第六十一話 「覚悟」
継承戦開始まで、あと五時間。
賑わいつつある城内の活気を聞きながら、ネモフィラは自室で窓の外を眺めていた。
この時間になったら、いつもはとっくに従者のキクが、朝食をどうするか聞きにやって来るはず。
しかし今日はそれがない。
ネモフィラの懐に入っている一通の“手紙”が、彼女の不在を如実に伝えてきている。
『次の継承戦において、同封した魔法道具の着用を義務づける。継承戦ののち従者を解放する。また以上のことを口外した場合、従者の安全は保証しないものとする』
早朝。
目が覚めて水を飲みたくなったので、隣の部屋にいるはずのキクに声を掛けようとした。
しかしそこにキクの姿はなく、代わりにこの手紙が置いてあった。
たまに書き置きを残して部屋を留守にしていることがあったが、いつも使っている紙ではなく、見たことがない封筒が置いてあって不思議に思った。

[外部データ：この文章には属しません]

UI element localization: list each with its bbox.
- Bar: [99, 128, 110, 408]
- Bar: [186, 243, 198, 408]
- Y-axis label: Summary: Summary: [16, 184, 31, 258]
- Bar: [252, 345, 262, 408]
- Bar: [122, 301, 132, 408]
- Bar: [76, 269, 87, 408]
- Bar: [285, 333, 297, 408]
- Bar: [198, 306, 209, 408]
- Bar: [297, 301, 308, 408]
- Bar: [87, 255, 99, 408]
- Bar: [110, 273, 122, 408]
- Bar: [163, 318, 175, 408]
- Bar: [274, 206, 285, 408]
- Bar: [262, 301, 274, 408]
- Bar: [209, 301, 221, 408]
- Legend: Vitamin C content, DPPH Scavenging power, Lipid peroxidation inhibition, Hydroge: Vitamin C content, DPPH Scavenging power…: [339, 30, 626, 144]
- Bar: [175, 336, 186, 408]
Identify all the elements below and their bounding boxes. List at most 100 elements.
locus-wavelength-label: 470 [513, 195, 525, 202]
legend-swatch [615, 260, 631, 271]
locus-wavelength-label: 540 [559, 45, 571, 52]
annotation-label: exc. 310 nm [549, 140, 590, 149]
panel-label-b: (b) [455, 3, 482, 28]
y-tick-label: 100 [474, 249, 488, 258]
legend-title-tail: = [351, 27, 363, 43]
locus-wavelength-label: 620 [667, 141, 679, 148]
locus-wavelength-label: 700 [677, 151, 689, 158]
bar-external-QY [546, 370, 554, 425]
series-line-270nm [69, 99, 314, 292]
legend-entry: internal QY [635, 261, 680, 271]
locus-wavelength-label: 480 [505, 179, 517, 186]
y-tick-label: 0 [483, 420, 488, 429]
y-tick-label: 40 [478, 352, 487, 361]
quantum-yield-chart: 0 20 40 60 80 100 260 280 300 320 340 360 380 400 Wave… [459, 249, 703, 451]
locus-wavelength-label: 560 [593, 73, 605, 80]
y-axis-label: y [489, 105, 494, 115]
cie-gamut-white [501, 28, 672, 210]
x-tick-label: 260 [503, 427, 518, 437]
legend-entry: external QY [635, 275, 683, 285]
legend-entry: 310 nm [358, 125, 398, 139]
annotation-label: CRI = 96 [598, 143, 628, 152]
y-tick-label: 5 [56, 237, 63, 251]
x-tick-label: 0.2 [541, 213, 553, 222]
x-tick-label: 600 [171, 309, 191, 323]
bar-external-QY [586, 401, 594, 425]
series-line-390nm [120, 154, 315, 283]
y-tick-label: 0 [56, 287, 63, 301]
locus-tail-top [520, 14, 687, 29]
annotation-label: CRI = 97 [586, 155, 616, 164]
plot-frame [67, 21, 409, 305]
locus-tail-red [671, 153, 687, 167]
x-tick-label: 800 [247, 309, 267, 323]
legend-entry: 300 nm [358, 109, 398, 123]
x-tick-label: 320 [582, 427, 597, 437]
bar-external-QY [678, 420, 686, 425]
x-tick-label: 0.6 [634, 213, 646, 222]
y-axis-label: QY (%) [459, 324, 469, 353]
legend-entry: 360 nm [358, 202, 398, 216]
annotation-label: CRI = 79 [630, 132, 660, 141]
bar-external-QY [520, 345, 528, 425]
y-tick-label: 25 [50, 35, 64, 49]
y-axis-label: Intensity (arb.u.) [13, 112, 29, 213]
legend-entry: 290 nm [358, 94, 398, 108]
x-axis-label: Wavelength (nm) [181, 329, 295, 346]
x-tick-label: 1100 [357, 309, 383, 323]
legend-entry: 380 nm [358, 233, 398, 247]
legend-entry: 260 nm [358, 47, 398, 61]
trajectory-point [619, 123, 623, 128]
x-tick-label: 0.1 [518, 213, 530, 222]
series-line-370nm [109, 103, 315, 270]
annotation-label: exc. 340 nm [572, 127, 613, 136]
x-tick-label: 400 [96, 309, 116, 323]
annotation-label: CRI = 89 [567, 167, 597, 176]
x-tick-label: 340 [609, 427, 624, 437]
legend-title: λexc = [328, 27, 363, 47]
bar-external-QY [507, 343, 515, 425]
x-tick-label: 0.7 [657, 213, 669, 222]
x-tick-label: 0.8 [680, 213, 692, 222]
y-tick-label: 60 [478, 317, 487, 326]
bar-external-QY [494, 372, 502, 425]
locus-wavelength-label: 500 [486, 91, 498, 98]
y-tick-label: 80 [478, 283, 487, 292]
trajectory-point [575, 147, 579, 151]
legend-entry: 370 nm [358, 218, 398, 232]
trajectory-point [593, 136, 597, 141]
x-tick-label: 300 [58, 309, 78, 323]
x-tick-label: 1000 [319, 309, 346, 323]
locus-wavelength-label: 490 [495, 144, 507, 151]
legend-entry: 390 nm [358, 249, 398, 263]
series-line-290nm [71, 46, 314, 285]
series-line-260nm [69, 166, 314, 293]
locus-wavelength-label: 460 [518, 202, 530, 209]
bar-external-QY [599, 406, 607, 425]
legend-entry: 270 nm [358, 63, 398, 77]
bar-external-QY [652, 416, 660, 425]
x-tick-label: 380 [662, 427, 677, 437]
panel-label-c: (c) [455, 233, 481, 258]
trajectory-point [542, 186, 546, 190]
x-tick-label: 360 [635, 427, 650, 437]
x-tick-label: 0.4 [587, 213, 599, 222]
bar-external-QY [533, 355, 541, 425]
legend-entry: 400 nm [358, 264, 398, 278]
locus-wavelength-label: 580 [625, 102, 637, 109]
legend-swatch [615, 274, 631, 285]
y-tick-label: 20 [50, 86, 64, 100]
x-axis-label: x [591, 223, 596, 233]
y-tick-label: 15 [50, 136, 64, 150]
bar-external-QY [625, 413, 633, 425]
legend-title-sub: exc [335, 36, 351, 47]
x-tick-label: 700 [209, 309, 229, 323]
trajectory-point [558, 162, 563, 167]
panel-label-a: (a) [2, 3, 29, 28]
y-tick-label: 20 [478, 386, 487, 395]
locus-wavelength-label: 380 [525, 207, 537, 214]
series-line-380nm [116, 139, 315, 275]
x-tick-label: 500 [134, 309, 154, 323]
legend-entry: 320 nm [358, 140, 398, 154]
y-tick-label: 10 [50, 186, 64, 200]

そして中を開いてみると、それは従者のキクからの手紙ではなく、わかりやすい脅迫状だった。
それを見た瞬間、自分の血の気が引くのを感じた。
頭の中が真っ白になった。
自分のせいで、キクを危険な目に巻き込んでしまった。
やがて冷静になった頭でネモフィラは考える。
こんなことをするのは兄のクロッカスくらいだ。
よもやこのような強行策に打って出るとは思わなかった。
明るみに出た瞬間、継承戦で強制失格になりかねない大博打。
策士のクロッカスにしてはあまりにも乱暴な手だと言わざるを得ない。
これは、それほどまでに奴が焦っていることのあらわれでもある。
先日の一回戦にて、自分の強さがかなり衝撃的に映ったのだろう。
そこまで強くなれたことは素直に喜ばしいが、まさかここまで警戒されて巨大な布石を打たれるなんて。
「……ロゼ」
早朝にロゼと顔を合わせた時、心の底から助けを求めたかった。
彼に相談すれば何かしらの解決策を出してくれると思ったから。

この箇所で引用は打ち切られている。